Muitos policiais paraibanos compareceram hoje de manhã à Assembleia Legislativa da Paraíba para pressionar os deputados a aprovarem a PEC 31, de autoria de Janduhy Carneiro (PTN). A matéria acrescenta o artigo 48-A e atualiza o texto da Constituição do Estado da Paraíba, incluindo normas de disciplinamento aos integrantes da Polícia Militar da Paraíba (PMPB) e do Corpo de Bombeiros Militar, inclusive, permitindo o retorno dos militares licenciados às corporações. A PEC havia sido aprovada pela Comissão de Constituição, Justiça e Redação (CCJ) e esperava apreciação dos parlamentares, em plenário.
 
"Para valer, a PEC precisaria ser assinada pelo presidente da Casa e pelos vice-presidentes, que são quatro, mais os secretários. Mas, eles não podem assinar porque são candidatos e isso geraria conduta vedada para eles, além de tornar a PEC sem valor. Estamos impossibilitados de votar essa matéria agora e ela deverá voltar à pauta depois das eleições", disse João Henrique, que presidia a sessão.
 
Tião Gomes foi um dos primeiros a protestar pela decisão da mesa diretora e ouviu a resposta de João Henrique:
 
"A questão é técnica e se vossa excelência insistir, estará apenas sendo irresponsável, como é.

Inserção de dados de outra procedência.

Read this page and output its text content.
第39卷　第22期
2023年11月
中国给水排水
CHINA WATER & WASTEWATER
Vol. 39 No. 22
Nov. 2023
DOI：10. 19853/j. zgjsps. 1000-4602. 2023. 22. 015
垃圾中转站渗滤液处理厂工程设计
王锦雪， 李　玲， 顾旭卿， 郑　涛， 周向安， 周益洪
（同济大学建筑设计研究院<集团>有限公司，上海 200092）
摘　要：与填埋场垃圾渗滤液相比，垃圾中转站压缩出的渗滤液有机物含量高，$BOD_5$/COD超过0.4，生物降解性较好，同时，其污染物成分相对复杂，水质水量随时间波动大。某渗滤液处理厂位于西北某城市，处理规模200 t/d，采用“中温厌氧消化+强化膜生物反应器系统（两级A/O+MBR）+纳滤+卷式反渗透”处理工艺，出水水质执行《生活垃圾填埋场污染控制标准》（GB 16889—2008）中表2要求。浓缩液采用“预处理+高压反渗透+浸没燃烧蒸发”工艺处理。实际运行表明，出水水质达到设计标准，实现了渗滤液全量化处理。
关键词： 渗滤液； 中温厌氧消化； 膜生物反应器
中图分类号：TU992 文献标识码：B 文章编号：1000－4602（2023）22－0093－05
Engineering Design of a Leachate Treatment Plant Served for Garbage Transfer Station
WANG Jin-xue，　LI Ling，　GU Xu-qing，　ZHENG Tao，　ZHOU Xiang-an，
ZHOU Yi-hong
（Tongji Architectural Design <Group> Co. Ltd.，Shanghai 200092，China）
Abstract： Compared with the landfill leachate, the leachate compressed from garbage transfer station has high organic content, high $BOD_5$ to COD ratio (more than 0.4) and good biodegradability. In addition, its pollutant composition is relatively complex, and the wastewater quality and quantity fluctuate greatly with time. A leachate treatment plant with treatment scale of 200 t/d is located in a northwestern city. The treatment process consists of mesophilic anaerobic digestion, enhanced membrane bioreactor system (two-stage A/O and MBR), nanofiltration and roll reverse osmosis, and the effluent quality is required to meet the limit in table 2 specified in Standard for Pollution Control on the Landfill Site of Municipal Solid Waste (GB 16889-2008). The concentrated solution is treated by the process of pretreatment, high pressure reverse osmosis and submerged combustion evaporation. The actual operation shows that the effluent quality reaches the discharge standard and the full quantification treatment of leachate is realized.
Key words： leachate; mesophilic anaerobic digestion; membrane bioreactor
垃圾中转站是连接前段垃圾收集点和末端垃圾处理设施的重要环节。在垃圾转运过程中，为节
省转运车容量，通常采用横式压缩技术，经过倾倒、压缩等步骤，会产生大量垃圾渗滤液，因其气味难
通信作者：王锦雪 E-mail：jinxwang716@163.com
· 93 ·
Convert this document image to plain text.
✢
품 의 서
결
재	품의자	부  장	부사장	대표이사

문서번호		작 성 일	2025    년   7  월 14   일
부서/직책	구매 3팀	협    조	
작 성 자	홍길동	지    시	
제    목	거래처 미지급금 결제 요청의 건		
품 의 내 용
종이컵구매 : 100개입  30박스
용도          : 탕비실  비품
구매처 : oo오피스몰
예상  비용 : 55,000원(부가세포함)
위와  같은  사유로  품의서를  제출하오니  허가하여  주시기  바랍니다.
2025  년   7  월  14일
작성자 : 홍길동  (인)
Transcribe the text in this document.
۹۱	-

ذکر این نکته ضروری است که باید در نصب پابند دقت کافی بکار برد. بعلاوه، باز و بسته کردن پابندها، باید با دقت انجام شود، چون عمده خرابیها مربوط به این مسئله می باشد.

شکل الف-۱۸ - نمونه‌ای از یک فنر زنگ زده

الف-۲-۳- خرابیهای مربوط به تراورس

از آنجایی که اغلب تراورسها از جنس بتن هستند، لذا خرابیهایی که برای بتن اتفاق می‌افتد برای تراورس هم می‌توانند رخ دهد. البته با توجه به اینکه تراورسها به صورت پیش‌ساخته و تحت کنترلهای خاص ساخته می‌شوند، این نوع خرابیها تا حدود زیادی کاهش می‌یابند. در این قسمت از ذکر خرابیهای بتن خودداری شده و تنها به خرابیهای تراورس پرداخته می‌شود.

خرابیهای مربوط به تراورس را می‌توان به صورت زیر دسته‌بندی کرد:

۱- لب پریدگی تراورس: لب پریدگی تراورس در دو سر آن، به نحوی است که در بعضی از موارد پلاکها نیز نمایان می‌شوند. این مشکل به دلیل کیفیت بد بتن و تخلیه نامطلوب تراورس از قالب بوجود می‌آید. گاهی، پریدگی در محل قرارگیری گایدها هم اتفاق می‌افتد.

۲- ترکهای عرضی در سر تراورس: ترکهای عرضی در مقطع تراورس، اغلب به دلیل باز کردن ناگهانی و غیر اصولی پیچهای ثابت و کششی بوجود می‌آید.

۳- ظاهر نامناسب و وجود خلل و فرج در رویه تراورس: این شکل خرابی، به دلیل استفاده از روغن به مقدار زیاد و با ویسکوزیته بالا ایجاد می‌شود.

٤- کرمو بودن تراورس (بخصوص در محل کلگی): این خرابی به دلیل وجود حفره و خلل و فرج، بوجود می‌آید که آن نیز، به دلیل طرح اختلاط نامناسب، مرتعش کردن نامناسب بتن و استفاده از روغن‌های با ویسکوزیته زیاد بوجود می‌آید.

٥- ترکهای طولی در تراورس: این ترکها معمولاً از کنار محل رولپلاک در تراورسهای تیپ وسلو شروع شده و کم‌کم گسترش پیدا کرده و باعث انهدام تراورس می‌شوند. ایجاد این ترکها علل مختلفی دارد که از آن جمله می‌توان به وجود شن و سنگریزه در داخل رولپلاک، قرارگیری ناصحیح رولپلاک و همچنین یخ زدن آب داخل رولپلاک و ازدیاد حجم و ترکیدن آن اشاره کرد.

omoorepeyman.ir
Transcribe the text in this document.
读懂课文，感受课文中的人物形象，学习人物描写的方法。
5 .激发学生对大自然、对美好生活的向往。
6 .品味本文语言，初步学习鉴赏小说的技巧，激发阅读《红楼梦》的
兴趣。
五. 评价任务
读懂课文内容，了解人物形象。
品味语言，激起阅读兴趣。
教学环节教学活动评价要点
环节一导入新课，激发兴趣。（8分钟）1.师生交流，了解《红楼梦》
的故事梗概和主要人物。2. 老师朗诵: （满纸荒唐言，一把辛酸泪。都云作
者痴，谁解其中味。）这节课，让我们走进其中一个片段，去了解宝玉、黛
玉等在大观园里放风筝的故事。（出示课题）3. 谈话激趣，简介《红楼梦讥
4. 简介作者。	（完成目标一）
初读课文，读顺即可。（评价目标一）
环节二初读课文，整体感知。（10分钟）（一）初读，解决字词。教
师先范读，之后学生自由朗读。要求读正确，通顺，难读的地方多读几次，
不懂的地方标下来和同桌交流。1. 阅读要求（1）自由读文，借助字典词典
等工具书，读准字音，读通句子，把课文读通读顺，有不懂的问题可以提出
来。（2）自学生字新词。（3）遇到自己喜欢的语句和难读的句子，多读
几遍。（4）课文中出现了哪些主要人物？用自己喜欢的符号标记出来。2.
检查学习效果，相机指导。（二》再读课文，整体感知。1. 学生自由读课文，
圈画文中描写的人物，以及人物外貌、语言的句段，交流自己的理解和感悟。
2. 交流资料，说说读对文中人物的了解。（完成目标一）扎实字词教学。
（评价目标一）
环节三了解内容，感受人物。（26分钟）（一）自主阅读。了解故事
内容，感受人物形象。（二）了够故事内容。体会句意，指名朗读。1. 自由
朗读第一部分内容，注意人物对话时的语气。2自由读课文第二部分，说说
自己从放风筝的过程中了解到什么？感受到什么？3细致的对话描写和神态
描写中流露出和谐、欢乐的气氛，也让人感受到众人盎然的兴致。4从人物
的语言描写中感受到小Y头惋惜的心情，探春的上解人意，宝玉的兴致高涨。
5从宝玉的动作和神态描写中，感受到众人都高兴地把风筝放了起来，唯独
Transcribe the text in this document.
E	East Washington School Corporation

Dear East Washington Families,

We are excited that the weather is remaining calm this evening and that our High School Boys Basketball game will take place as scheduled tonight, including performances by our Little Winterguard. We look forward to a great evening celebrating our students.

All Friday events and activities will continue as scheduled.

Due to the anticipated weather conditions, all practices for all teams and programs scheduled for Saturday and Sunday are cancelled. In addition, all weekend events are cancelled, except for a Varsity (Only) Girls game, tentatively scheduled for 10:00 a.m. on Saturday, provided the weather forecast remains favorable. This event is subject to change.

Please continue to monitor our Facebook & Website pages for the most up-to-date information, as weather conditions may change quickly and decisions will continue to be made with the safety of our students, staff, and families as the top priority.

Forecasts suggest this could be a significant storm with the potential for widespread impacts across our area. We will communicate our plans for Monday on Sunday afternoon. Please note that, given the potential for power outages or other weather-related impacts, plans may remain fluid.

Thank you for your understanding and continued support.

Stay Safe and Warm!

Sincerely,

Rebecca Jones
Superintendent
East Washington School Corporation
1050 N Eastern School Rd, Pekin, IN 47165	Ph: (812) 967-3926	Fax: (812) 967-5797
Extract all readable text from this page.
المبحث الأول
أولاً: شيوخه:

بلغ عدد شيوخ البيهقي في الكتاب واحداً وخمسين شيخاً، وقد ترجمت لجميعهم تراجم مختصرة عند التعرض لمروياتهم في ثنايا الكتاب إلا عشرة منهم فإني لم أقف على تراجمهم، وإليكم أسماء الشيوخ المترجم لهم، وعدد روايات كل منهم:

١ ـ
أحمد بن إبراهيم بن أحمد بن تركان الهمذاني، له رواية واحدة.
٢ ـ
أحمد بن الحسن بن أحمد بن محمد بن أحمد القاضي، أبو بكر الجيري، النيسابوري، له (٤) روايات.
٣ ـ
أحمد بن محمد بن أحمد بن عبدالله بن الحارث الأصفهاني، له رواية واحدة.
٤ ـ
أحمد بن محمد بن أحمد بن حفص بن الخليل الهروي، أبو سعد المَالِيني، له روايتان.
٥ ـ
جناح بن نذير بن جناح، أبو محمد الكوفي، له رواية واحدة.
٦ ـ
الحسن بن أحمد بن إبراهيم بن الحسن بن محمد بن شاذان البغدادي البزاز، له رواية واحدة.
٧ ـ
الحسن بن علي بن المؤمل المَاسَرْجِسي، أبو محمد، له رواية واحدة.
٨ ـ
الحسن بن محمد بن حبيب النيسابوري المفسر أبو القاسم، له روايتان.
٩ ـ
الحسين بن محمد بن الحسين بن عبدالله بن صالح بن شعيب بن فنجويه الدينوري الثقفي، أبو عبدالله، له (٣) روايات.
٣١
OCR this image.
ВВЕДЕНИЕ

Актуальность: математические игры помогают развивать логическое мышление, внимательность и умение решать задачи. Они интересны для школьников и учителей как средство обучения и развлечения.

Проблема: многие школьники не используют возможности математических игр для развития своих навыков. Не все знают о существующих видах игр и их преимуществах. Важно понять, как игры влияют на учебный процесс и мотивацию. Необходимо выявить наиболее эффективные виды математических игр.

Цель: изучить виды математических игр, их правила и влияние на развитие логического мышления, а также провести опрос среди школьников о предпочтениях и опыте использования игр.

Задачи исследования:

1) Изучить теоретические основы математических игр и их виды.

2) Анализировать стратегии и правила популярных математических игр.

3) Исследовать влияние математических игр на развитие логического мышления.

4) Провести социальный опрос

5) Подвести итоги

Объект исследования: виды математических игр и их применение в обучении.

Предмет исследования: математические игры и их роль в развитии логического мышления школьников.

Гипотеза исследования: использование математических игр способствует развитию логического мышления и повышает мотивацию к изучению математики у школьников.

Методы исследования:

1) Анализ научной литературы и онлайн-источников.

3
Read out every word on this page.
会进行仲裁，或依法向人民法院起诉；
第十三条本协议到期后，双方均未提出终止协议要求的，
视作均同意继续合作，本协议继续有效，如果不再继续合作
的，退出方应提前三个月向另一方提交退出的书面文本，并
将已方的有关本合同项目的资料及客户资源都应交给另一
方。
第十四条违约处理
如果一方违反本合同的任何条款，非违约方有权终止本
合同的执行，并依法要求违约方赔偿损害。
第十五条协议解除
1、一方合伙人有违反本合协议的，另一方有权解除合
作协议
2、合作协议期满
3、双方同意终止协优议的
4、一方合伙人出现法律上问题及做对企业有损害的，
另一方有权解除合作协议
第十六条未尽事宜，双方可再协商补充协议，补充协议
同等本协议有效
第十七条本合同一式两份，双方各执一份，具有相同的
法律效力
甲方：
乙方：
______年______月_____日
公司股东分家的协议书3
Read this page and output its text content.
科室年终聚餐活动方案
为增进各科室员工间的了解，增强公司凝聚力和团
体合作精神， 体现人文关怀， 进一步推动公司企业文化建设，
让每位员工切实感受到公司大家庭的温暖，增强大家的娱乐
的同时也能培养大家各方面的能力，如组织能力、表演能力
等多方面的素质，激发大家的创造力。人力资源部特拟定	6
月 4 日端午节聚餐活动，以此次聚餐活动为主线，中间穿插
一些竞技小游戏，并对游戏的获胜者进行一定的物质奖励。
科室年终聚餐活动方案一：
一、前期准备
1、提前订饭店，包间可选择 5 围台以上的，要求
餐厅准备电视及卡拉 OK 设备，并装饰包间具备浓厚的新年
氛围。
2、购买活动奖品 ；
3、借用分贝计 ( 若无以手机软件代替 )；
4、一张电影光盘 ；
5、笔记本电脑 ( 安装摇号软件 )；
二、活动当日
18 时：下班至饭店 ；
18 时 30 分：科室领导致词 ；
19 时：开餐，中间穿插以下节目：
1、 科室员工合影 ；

Não queira passar por cima de mim e nem fazer média porque eu não aceito", disse.
 
Anísio Maia, do PT, chegou a sugerir que fechassem as portas da Assembleia Legislativa diante da decisão de adiamento da votação da PEC 31.
 
Além deles, o deputado Gervásio Filho (PMDB) também se posicionou e disse que nunca viu o plenário ficar impedido de votar um projeto: "O plenário é soberano. Se o plenário quer votar, vossa excelência fica obrigado a aceitar. Encaminho pedido para que a PEC 31 seja votada".
 
João Henrique, então, sugeriu que Gervásio o substituísse na presidência da sessão. O deputado não se fez de rogado e assumiu a cadeira de presidente, enquanto Hervázio Bezerra (PSB), líder do Governo, explicava que a bancada governista estava liberada para a votação: "Não entendi o que houve. Não sei quem criou essa pegadinha, mas queria deixar claro que não foi o Governo. Estamos aqui para votar", disse.
 
A sessão prosseguiu, mas o entusiasmo inicial de Gervásio Filho cedeu espaço ao temor pelo mesmo motivo que João Henrique havia citado. O deputado, então, resolveu ouvir os colegas de plenário a respeito da proposta feita por Vital Costa (PP) que encaminhava ao Tribunal Regional Eleitoral da Paraíba uma consulta sobre a legalidade da votação da PEC 31 e também do projeto de Lei 1.968/2014, de autoria da Defensoria Pública do Estado (DPE), que fixa o subsídio dos membros da categoria. Ambas as matérias só serão votadas se o TRE disser que não há ilícito eleitoral.
 
"Caso houvesse hoje a votação e as matérias fossem aprovadas, o governador teria 48 horas para sancionar. Se ele fizesse isso, poderia ficar inelegível. Se não fizesse, os projetos voltariam à Assembleia e o presidente da Casa teria que homologar, ficando ele inelegivel. Por isso, faz-se necessário consultar o TRE sobre o caso", disse Arnaldo Monteiro, secretário da mesa diretora.